Often, however, the Schrödinger equation is difficult to solve (even with a computer). Therefore, physicists have developed mathematical techniques to simplify these problems and clarify what is happening physically. One such technique is to apply a unitary transformation to the Hamiltonian. Doing so can result in a simplified version of the Schrödinger equation which nonetheless has the same solution as the original.

## Transformation

A unitary transformation (or frame change) can be expressed in terms of a time-dependent Hamiltonian $H(t)$  and unitary operator $U(t)$ . Under this change, the Hamiltonian transforms as:

$H\to UH{U^{\dagger }}+i\hbar \,{{\dot {U}}U^{\dagger }}=:{\breve {H}}\quad \quad (0)$ .

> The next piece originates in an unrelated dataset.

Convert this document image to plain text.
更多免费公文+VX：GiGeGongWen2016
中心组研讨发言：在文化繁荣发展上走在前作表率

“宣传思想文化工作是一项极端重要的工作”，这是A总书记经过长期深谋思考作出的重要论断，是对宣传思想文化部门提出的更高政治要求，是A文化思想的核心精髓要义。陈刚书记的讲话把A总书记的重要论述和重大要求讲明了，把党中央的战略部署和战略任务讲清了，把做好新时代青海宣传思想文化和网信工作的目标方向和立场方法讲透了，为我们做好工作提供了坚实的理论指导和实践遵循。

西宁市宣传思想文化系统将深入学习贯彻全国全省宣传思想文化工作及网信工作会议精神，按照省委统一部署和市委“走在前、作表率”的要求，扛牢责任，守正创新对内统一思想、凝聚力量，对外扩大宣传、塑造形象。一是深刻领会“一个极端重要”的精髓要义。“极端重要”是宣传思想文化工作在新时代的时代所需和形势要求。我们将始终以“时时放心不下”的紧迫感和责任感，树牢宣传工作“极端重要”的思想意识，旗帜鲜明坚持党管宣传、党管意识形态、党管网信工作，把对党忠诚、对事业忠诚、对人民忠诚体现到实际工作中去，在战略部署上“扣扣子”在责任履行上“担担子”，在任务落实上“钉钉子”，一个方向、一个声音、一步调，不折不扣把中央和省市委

The Schrödinger equation applies to the new Hamiltonian. Solutions to the untransformed and transformed equations are also related by $U$ . Specifically, if the wave function $\psi (t)$  satisfies the original equation, then $U\psi (t)$  will satisfy the new equation.

### Derivation

Recall that by the definition of a unitary matrix, $U^{\dagger }U=1$ . Beginning with the Schrödinger equation,

${\dot {\psi }}=-{\frac {i}{\hbar }}H\psi$ ,

we can therefore insert $U^{\dagger }U$  at will. In particular, inserting it after $H/\hbar$  and also premultiplying both sides by $U$ , we get

$U{\dot {\psi }}=-{\frac {i}{\hbar }}\left(UHU^{\dagger }\right)U\psi \quad \quad (1)$ .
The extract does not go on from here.